10 comments on “George Pitcher: A non-celibate lesbian bishop-elect need not mean Anglican handbags at dawn

  1. tired says:

    [blockquote]”… a God who is infinitely more interested in love than in sex. Sadly, [u]ultimately, what the election of Bishop Glasspool shows us is[/u] nothing could be further from the truth for his human creatures.”[/blockquote]

    John 14:21 “Whoever has my commandments and keeps them, he it is who loves me. And he who loves me will be loved by my Father, and I will love him and manifest myself to him.”

    Although I consider the “more interested” comment to be an illogical straw man argument – assuming the proposition for argument – the edited second comment then seems to me to be a bit more accurate.

    🙄

  2. Joshua 24:15 says:

    I would suggest one minor edit for Pitcher’s tripartite vision: instead of “Reformist,” I would substitute “Heretical.”

  3. driver8 says:

    What weird times in which we live. For Mr. Pitcher seems to think is it’s obvious that one should understand sex and love as entirely separate spheres of human action. Secondly he believes that it is makes theological sense to describe God as lacking “interest” in one of the most powerful human desires.

  4. Pageantmaster Ù† says:

    I think that for the Rev. George Pitcher, understanding and consistency are entirely separate spheres of human action as his article drifts this way, and then that, in an apparently random and disconnected stream of consciousness. Was this written after a libation or two one wonders.

  5. driver8 says:

    Yes – I thought that too. It seems in part just to take for granted certain contemporary progressive perceptions about what is ethically significant and in which areas of life others should and should not be “interested”. What is really weird is that no effort is made even to connect these claims in a coherent way with what Christians have said they believe about God. That God simply lacks “interest” in sexual desire really is a risible argument.

  6. Marcus Pius says:

    Maybe George Pitcher just lives in contemporary Britain, while so many churchmen seem to inhabit a different planet altogether at the moment…

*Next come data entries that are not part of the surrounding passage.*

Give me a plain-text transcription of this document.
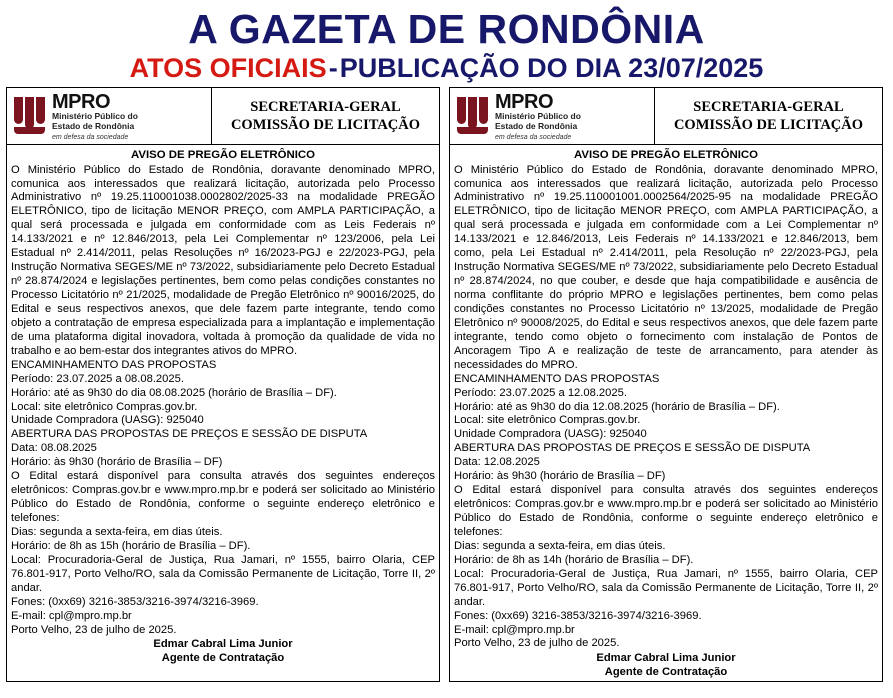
A GAZETA DE RONDÔNIA
ATOS OFICIAIS-PUBLICAÇÃO DO DIA 23/07/2025
MPRO
Ministério Público do
Estado de Rondônia
em defesa da sociedade
SECRETARIA-GERAL
COMISSÃO DE LICITAÇÃO
AVISO DE PREGÃO ELETRÔNICO

O Ministério Público do Estado de Rondônia, doravante denominado MPRO, comunica aos interessados que realizará licitação, autorizada pelo Processo Administrativo nº 19.25.110001038.0002802/2025-33 na modalidade PREGÃO ELETRÔNICO, tipo de licitação MENOR PREÇO, com AMPLA PARTICIPAÇÃO, a qual será processada e julgada em conformidade com as Leis Federais nº 14.133/2021 e nº 12.846/2013, pela Lei Complementar nº 123/2006, pela Lei Estadual nº 2.414/2011, pelas Resoluções nº 16/2023-PGJ e 22/2023-PGJ, pela Instrução Normativa SEGES/ME nº 73/2022, subsidiariamente pelo Decreto Estadual nº 28.874/2024 e legislações pertinentes, bem como pelas condições constantes no Processo Licitatório nº 21/2025, modalidade de Pregão Eletrônico nº 90016/2025, do Edital e seus respectivos anexos, que dele fazem parte integrante, tendo como objeto a contratação de empresa especializada para a implantação e implementação de uma plataforma digital inovadora, voltada à promoção da qualidade de vida no trabalho e ao bem-estar dos integrantes ativos do MPRO.

ENCAMINHAMENTO DAS PROPOSTAS

Período: 23.07.2025 a 08.08.2025.

Horário: até as 9h30 do dia 08.08.2025 (horário de Brasília – DF).

Local: site eletrônico Compras.gov.br.

Unidade Compradora (UASG): 925040

ABERTURA DAS PROPOSTAS DE PREÇOS E SESSÃO DE DISPUTA

Data: 08.08.2025

Horário: às 9h30 (horário de Brasília – DF)

O Edital estará disponível para consulta através dos seguintes endereços eletrônicos: Compras.gov.br e www.mpro.mp.br e poderá ser solicitado ao Ministério Público do Estado de Rondônia, conforme o seguinte endereço eletrônico e telefones:

Dias: segunda a sexta-feira, em dias úteis.

Horário: de 8h as 15h (horário de Brasília – DF).

Local: Procuradoria-Geral de Justiça, Rua Jamari, nº 1555, bairro Olaria, CEP 76.801-917, Porto Velho/RO, sala da Comissão Permanente de Licitação, Torre II, 2º andar.

Fones: (0xx69) 3216-3853/3216-3974/3216-3969.

E-mail: cpl@mpro.mp.br

Porto Velho, 23 de julho de 2025.

Edmar Cabral Lima Junior
Agente de Contratação
MPRO
Ministério Público do
Estado de Rondônia
em defesa da sociedade
SECRETARIA-GERAL
COMISSÃO DE LICITAÇÃO
AVISO DE PREGÃO ELETRÔNICO

O Ministério Público do Estado de Rondônia, doravante denominado MPRO, comunica aos interessados que realizará licitação, autorizada pelo Processo Administrativo nº 19.25.110001001.0002564/2025-95 na modalidade PREGÃO ELETRÔNICO, tipo de licitação MENOR PREÇO, com AMPLA PARTICIPAÇÃO, a qual será processada e julgada em conformidade com a Lei Complementar nº 14.133/2021 e 12.846/2013, Leis Federais nº 14.133/2021 e 12.846/2013, bem como, pela Lei Estadual nº 2.414/2011, pela Resolução nº 22/2023-PGJ, pela Instrução Normativa SEGES/ME nº 73/2022, subsidiariamente pelo Decreto Estadual nº 28.874/2024, no que couber, e desde que haja compatibilidade e ausência de norma conflitante do próprio MPRO e legislações pertinentes, bem como pelas condições constantes no Processo Licitatório nº 13/2025, modalidade de Pregão Eletrônico nº 90008/2025, do Edital e seus respectivos anexos, que dele fazem parte integrante, tendo como objeto o fornecimento com instalação de Pontos de Ancoragem Tipo A e realização de teste de arrancamento, para atender às necessidades do MPRO.

ENCAMINHAMENTO DAS PROPOSTAS

Período: 23.07.2025 a 12.08.2025.

Horário: até as 9h30 do dia 12.08.2025 (horário de Brasília – DF).

Local: site eletrônico Compras.gov.br.

Unidade Compradora (UASG): 925040

ABERTURA DAS PROPOSTAS DE PREÇOS E SESSÃO DE DISPUTA

Data: 12.08.2025

Horário: às 9h30 (horário de Brasília – DF)

O Edital estará disponível para consulta através dos seguintes endereços eletrônicos: Compras.gov.br e www.mpro.mp.br e poderá ser solicitado ao Ministério Público do Estado de Rondônia, conforme o seguinte endereço eletrônico e telefones:

Dias: segunda a sexta-feira, em dias úteis.

Horário: de 8h as 14h (horário de Brasília – DF).

Local: Procuradoria-Geral de Justiça, Rua Jamari, nº 1555, bairro Olaria, CEP 76.801-917, Porto Velho/RO, sala da Comissão Permanente de Licitação, Torre II, 2º andar.

Fones: (0xx69) 3216-3853/3216-3974/3216-3969.

E-mail: cpl@mpro.mp.br

Porto Velho, 23 de julho de 2025.

Edmar Cabral Lima Junior
Agente de Contratação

  7. Pageantmaster Ù† says:

    #6 What’s with the Roman nom-de-blog, commenter formerly known as Fr Mark, or have you lost the “im” off your name?

  8. azusa says:

    “The commenter formerly known as Fr Mark.” I like it!
    & wildly inappropriate too, since ‘Pius’ is a favorite papal name.
    George Pitcher is just another English hack who recently started wearing his collar backwards. He knows as much about theology as hacks know about, well, anything.

  9. tired says:

    “…a different planet…”

    I suppose, that is if you want to go all Augustinian on us.

    Anywho, if living in contemporary Britain for some means reasoning-like-Pitcher (which IMHO translates to a jumble of illogical notions that agree with faddish sentiment), then, well, I’m not one to gainsay.

    (n.b., no disrespect intended to PM, who is apparently a rare, shining exception to the Pitcher-like reasoning besetting contemporary Britain.)

    😉

  10. Pageantmaster Ù† says:

    #9 tired
    I would be just as incoherant as the next man after a pitcher of ale.